Traws Pharma Secures $60M PIPE ($10M Upfront), Plans Q2 Influenza Challenge Trial
Traws Pharma secured a $60M PIPE financing ($10M upfront) to fund operations through Q1 2027 and advance its once-monthly influenza prophylactic candidate tivoxavir marboxil into a human challenge trial pending MHRA approval. Ratutrelvir Phase 2a topline data show a differentiated safety profile versus PAXLOVID in COVID patients, with final analysis underway.
1. Full Year 2025 Results and PIPE Financing
Traws Pharma reported financial results for the year ended December 31, 2025 and closed a private investment in public equity financing of up to $60 million, including $10 million in initial gross proceeds from the sale of 5,982,919 shares at $1.6730 per share. The financing includes milestone-based warrants and common warrants exercisable over three years to support operations into Q1 2027.

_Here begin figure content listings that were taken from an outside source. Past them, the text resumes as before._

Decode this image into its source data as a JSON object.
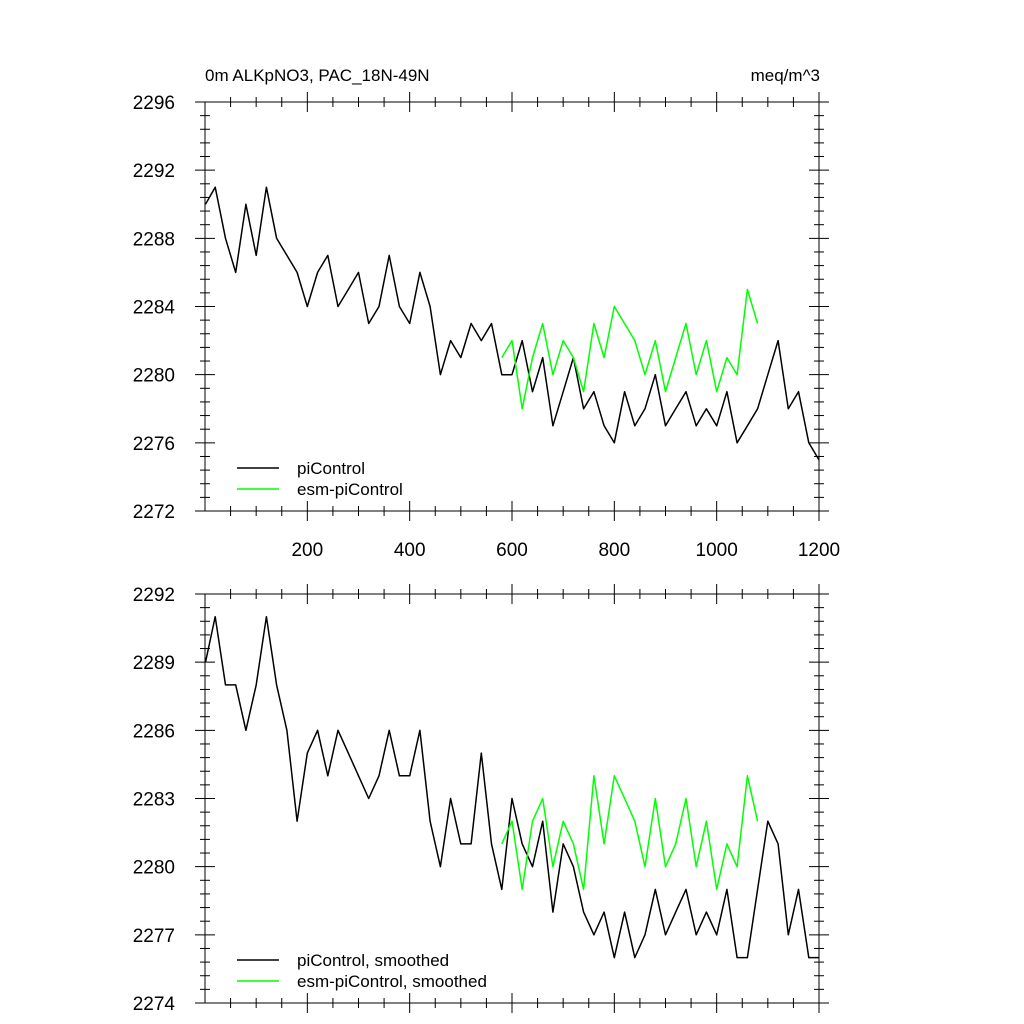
{
  "chart_data": [
    {
      "type": "line",
      "title": "0m ALKpNO3, PAC_18N-49N",
      "units": "meq/m^3",
      "xlim": [
        0,
        1200
      ],
      "ylim": [
        2272,
        2296
      ],
      "x_ticks": [
        200,
        400,
        600,
        800,
        1000,
        1200
      ],
      "x_tick_labels": [
        "200",
        "400",
        "600",
        "800",
        "1000",
        "1200"
      ],
      "y_ticks": [
        2272,
        2276,
        2280,
        2284,
        2288,
        2292,
        2296
      ],
      "y_tick_labels": [
        "2272",
        "2276",
        "2280",
        "2284",
        "2288",
        "2292",
        "2296"
      ],
      "legend_position": "bottom-left",
      "series": [
        {
          "name": "piControl",
          "color": "#000000",
          "x": [
            1,
            20,
            40,
            60,
            80,
            100,
            120,
            140,
            160,
            180,
            200,
            220,
            240,
            260,
            280,
            300,
            320,
            340,
            360,
            380,
            400,
            420,
            440,
            460,
            480,
            500,
            520,
            540,
            560,
            580,
            600,
            620,
            640,
            660,
            680,
            700,
            720,
            740,
            760,
            780,
            800,
            820,
            840,
            860,
            880,
            900,
            920,
            940,
            960,
            980,
            1000,
            1020,
            1040,
            1060,
            1080,
            1100,
            1120,
            1140,
            1160,
            1180,
            1200
          ],
          "values": [
            2290,
            2291,
            2288,
            2286,
            2290,
            2287,
            2291,
            2288,
            2287,
            2286,
            2284,
            2286,
            2287,
            2284,
            2285,
            2286,
            2283,
            2284,
            2287,
            2284,
            2283,
            2286,
            2284,
            2280,
            2282,
            2281,
            2283,
            2282,
            2283,
            2280,
            2280,
            2282,
            2279,
            2281,
            2277,
            2279,
            2281,
            2278,
            2279,
            2277,
            2276,
            2279,
            2277,
            2278,
            2280,
            2277,
            2278,
            2279,
            2277,
            2278,
            2277,
            2279,
            2276,
            2277,
            2278,
            2280,
            2282,
            2278,
            2279,
            2276,
            2275
          ]
        },
        {
          "name": "esm-piControl",
          "color": "#00ff00",
          "x": [
            580,
            600,
            620,
            640,
            660,
            680,
            700,
            720,
            740,
            760,
            780,
            800,
            820,
            840,
            860,
            880,
            900,
            920,
            940,
            960,
            980,
            1000,
            1020,
            1040,
            1060,
            1080
          ],
          "values": [
            2281,
            2282,
            2278,
            2281,
            2283,
            2280,
            2282,
            2281,
            2279,
            2283,
            2281,
            2284,
            2283,
            2282,
            2280,
            2282,
            2279,
            2281,
            2283,
            2280,
            2282,
            2279,
            2281,
            2280,
            2285,
            2283
          ]
        }
      ]
    },
    {
      "type": "line",
      "xlim": [
        0,
        1200
      ],
      "ylim": [
        2274,
        2292
      ],
      "x_ticks": [
        200,
        400,
        600,
        800,
        1000,
        1200
      ],
      "y_ticks": [
        2274,
        2277,
        2280,
        2283,
        2286,
        2289,
        2292
      ],
      "y_tick_labels": [
        "2274",
        "2277",
        "2280",
        "2283",
        "2286",
        "2289",
        "2292"
      ],
      "legend_position": "bottom-left",
      "series": [
        {
          "name": "piControl, smoothed",
          "color": "#000000",
          "x": [
            1,
            20,
            40,
            60,
            80,
            100,
            120,
            140,
            160,
            180,
            200,
            220,
            240,
            260,
            280,
            300,
            320,
            340,
            360,
            380,
            400,
            420,
            440,
            460,
            480,
            500,
            520,
            540,
            560,
            580,
            600,
            620,
            640,
            660,
            680,
            700,
            720,
            740,
            760,
            780,
            800,
            820,
            840,
            860,
            880,
            900,
            920,
            940,
            960,
            980,
            1000,
            1020,
            1040,
            1060,
            1080,
            1100,
            1120,
            1140,
            1160,
            1180,
            1200
          ],
          "values": [
            2289,
            2291,
            2288,
            2288,
            2286,
            2288,
            2291,
            2288,
            2286,
            2282,
            2285,
            2286,
            2284,
            2286,
            2285,
            2284,
            2283,
            2284,
            2286,
            2284,
            2284,
            2286,
            2282,
            2280,
            2283,
            2281,
            2281,
            2285,
            2281,
            2279,
            2283,
            2281,
            2280,
            2282,
            2278,
            2281,
            2280,
            2278,
            2277,
            2278,
            2276,
            2278,
            2276,
            2277,
            2279,
            2277,
            2278,
            2279,
            2277,
            2278,
            2277,
            2279,
            2276,
            2276,
            2279,
            2282,
            2281,
            2277,
            2279,
            2276,
            2276
          ]
        },
        {
          "name": "esm-piControl, smoothed",
          "color": "#00ff00",
          "x": [
            580,
            600,
            620,
            640,
            660,
            680,
            700,
            720,
            740,
            760,
            780,
            800,
            820,
            840,
            860,
            880,
            900,
            920,
            940,
            960,
            980,
            1000,
            1020,
            1040,
            1060,
            1080
          ],
          "values": [
            2281,
            2282,
            2279,
            2282,
            2283,
            2280,
            2282,
            2281,
            2279,
            2284,
            2281,
            2284,
            2283,
            2282,
            2280,
            2283,
            2280,
            2281,
            2283,
            2280,
            2282,
            2279,
            2281,
            2280,
            2284,
            2282
          ]
        }
      ]
    }
  ]
}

2. Tivoxavir Marboxil Influenza Prophylactic Program
The Phase 1 bridging study in Australia is evaluating a compressed tablet formulation of tivoxavir marboxil designed for once-monthly influenza prophylaxis, aiming to confirm 28-day coverage. Subject to MHRA approval, Traws plans to initiate a single-dose human influenza challenge trial in Q2 2026 while engaging with the U.S. FDA to lift the clinical hold.
3. Ratutrelvir Phase 2a COVID Trial Data
Topline Phase 2a data for Ratutrelvir in COVID-19 patients revealed a differentiated safety profile compared to PAXLOVID, with overall favorable tolerability. Final study analysis is underway, potentially positioning Ratutrelvir as an alternative oral antiviral therapy.